Para a banca defensora, a declaração configura antecipação do juízo de mérito e viola a competência soberana do Conselho de Sentença, formado pelos jurados populares. O advogado sustenta que a imparcialidade jurisdicional foi rompida e requereu a suspensão imediata do processo e a substituição da magistrada.
“Com a máxima vênia, essa afirmação ultrapassa completamente os limites da atividade jurisdicional esperada do juiz-presidente. Não lhe competia, naquele momento, aferir a força persuasiva das provas, muito menos afirmar que elas seriam suficientes para sustentar uma futura condenação”, afirmou o advogado Elson Marcelino da Silva Junior.
BASTIDORES DA CRISE: ABANDONO DO JÚRI E QUEBRA DE CUSTÓDIA
O novo capítulo de embates ocorre logo após a defesa abandonar o plenário na última semana, dia 21 de julho. Na ocasião, os advogados alegaram não ter tido tempo hábil nem acesso adequado aos autos para analisar milhares de páginas de documentos liberados às vésperas do julgamento, apontando cerceamento de defesa. A defesa contestou ainda a alegação de preclusão em relação às provas e apontou uma suposta quebra na cadeia de custódia, questionando a integridade do material probatório, após identificar que mensagens de texto continuaram a ser trocadas nos celulares das vítimas mesmo após os assassinatos.
MAGISTRADA NEGA SUSPEIÇÃO E APONTA CITAÇÃO DO STJ
Ao analisar o pedido, a própria juíza Mônica Perri recusou-se a se declarar suspeita e indeferiu o requerimento da defesa. Em sua decisão, a magistrada esclareceu que a trecho questionado não representou uma opinião pessoal sobre o caso, tampouco antecipação de culpa, mas sim a citação literal de uma ementa do Superior Tribunal de Justiça (STJ) — o AgRg no HC n. 710.082/MT.
Perri destacou que o precedente do STJ tratava de uma questão estritamente processual sobre preclusão e que a frase foi descontextualizada pelos advogados:
“A defesa, ao dissociar a expressão do precedente do qual foi extraída e atribuí-la como manifestação pessoal desta Magistrada sobre a suficiência da prova acusatória no caso concreto, confere-lhe sentido diverso daquele efetivamente empregado, o que não condiz com o teor da decisão nem com a boa-fé processual.
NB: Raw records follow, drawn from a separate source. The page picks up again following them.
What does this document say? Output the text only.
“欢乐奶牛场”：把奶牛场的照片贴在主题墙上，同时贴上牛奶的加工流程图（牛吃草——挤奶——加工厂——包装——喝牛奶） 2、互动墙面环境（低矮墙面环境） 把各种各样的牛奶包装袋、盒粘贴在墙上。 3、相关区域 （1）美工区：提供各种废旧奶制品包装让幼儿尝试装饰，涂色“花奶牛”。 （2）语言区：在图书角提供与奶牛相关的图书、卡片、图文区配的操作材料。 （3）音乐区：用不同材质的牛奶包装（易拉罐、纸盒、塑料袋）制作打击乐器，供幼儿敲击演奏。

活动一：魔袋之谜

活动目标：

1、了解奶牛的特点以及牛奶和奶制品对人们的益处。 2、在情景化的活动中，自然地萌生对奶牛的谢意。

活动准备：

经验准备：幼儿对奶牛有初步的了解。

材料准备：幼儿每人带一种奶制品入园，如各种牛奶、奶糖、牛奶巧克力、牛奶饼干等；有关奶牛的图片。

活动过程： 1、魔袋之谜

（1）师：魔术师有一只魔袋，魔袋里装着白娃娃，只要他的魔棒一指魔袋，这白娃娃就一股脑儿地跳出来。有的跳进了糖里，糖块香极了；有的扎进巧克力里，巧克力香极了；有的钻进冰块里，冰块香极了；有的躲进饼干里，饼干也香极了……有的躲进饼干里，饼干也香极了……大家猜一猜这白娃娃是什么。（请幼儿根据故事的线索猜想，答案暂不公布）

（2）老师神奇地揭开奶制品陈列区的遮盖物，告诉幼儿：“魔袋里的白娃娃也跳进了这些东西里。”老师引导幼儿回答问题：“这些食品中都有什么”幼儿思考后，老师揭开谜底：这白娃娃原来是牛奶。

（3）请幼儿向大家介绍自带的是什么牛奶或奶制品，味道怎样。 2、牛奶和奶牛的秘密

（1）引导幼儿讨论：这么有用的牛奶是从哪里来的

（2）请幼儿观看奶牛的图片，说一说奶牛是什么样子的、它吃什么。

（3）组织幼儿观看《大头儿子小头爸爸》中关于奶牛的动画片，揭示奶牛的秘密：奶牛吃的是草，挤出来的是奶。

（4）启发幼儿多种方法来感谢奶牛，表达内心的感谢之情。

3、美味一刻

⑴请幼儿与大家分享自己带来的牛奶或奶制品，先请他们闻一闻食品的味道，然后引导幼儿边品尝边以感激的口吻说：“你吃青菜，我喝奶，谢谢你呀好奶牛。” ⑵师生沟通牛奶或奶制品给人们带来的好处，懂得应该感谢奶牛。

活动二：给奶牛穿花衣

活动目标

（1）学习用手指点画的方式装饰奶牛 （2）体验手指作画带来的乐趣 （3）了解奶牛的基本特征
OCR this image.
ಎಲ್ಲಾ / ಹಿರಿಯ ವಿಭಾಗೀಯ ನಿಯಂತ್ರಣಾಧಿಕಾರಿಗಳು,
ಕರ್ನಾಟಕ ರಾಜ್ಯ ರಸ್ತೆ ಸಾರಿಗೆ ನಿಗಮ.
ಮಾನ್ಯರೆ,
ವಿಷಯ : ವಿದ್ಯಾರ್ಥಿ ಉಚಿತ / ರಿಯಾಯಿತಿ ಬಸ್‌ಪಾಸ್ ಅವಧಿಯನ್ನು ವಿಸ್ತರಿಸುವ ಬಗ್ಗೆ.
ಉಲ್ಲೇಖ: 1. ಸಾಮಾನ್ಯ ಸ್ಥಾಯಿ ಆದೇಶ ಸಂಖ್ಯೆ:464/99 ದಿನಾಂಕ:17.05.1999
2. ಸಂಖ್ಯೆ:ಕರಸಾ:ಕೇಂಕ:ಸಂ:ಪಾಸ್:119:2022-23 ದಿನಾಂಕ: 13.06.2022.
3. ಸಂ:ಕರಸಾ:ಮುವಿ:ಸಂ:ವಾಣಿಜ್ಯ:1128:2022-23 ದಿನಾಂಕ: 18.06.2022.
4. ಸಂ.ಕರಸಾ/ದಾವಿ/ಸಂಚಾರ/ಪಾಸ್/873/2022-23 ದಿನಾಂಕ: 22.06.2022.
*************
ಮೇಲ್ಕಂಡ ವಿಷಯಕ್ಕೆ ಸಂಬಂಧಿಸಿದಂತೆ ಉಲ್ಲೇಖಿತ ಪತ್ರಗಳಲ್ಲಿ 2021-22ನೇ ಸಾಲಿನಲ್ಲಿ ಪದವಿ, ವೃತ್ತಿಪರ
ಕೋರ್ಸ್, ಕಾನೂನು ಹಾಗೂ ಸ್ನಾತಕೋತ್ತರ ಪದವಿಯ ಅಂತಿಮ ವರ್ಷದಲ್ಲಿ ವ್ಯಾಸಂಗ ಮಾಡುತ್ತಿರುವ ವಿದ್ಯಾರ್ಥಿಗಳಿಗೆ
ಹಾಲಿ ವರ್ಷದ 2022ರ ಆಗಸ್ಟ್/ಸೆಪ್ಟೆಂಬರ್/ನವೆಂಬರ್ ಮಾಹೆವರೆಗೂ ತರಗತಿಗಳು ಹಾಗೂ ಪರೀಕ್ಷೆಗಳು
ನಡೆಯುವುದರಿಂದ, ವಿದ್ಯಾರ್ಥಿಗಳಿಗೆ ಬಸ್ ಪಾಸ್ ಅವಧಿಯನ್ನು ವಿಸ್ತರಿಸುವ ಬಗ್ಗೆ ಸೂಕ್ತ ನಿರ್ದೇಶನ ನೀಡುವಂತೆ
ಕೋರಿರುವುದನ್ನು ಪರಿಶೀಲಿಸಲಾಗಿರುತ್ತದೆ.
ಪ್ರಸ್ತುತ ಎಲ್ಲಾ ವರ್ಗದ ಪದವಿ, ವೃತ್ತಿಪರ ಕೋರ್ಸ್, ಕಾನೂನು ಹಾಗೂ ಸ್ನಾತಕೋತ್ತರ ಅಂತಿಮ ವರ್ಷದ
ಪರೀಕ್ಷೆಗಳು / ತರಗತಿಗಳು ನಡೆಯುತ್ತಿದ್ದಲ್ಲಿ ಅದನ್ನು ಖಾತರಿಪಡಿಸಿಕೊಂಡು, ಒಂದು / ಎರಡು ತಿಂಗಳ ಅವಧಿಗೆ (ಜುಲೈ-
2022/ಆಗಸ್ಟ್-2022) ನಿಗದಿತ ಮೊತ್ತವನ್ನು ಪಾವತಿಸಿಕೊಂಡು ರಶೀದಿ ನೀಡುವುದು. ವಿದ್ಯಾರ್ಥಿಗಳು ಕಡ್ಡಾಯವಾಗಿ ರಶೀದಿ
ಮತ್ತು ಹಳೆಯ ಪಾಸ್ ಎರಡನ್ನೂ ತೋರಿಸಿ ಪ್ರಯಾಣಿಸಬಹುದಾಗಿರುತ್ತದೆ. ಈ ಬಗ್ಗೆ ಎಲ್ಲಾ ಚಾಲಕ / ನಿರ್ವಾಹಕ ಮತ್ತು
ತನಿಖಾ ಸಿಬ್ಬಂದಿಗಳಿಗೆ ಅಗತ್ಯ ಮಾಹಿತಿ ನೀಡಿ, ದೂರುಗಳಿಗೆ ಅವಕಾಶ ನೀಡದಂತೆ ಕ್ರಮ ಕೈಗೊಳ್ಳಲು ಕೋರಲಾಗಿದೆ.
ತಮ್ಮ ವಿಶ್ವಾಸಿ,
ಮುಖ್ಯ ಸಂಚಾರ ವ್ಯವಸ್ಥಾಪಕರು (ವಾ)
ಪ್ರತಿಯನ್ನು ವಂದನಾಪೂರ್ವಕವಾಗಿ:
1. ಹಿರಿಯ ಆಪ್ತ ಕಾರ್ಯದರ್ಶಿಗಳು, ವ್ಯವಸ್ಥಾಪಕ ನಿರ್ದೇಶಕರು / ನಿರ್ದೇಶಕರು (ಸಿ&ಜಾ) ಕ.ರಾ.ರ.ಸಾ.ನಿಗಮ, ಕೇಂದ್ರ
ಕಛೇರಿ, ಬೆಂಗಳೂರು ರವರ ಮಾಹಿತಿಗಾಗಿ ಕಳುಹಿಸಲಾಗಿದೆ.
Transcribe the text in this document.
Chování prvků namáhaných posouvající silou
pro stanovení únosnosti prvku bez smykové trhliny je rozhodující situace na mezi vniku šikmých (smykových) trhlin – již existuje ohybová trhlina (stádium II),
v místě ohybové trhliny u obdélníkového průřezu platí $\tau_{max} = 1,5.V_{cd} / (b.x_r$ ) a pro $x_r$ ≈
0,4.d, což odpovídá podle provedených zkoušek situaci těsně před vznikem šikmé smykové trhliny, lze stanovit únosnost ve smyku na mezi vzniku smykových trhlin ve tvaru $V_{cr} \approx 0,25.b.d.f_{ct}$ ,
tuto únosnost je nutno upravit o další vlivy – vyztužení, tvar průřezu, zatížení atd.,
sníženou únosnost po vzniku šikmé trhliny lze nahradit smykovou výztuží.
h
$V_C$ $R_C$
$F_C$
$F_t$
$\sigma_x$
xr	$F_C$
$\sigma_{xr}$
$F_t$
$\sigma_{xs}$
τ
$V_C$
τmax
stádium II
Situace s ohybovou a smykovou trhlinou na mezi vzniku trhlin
Reitere-se: a decisão de 21/07/2026 é expressa ao afirmar que ‘esse precedente é diretamente aplicável ao caso em análise, quanto à preclusão da matéria de cadeia de custódia’ — ou seja, a própria decisão delimitou, de forma inequívoca, o âmbito de aplicação do precedente citado, restringindo-o à questão processual da preclusão, sem qualquer incursão sobre o mérito da imputação”.
Diante disso, a juíza indeferiu o pedido de reconsideração feito à Defensoria Pública, nomeada por ela para atuar de forma subsidiária caso a defesa abandone o plenário novamente ou o réu troque de advogados, e manteve a data da nova sessão do Tribunal do Júri para o dia 31 de julho de 2026, às 9h.
O CRIME: DUPLO HOMICÍDIO NO BAIRRO CONSIL
Carlinhos Bezerra está preso sob a acusação de executar a tiros a ex-companheira Thays Machado e o namorado dela, Willian Moreno. O crime ocorreu na tarde de 18 de janeiro de 2023, em frente ao edifício residencial Solar Monet, em Cuiabá.
Segundo a denúncia do Ministério Público, o réu e Thays haviam terminado o relacionamento em dezembro de 2022, mas Carlinhos mantinha um comportamento possessivo e controlador, vigiando constantemente os passos da ex-namorada. Na data dos fatos, as vítimas aguardavam um veículo de transporte por aplicativo na calçada quando o agressor se aproximou em um veículo e efetuou diversos disparos de pistola .380 contra o casal, que morreu no local.
As qualificadoras do homicídio apontam crime praticado por motivo torpe (vingança decorrente do término), com emprego de meio cruel e recurso que impossibilitou a defesa das vítimas.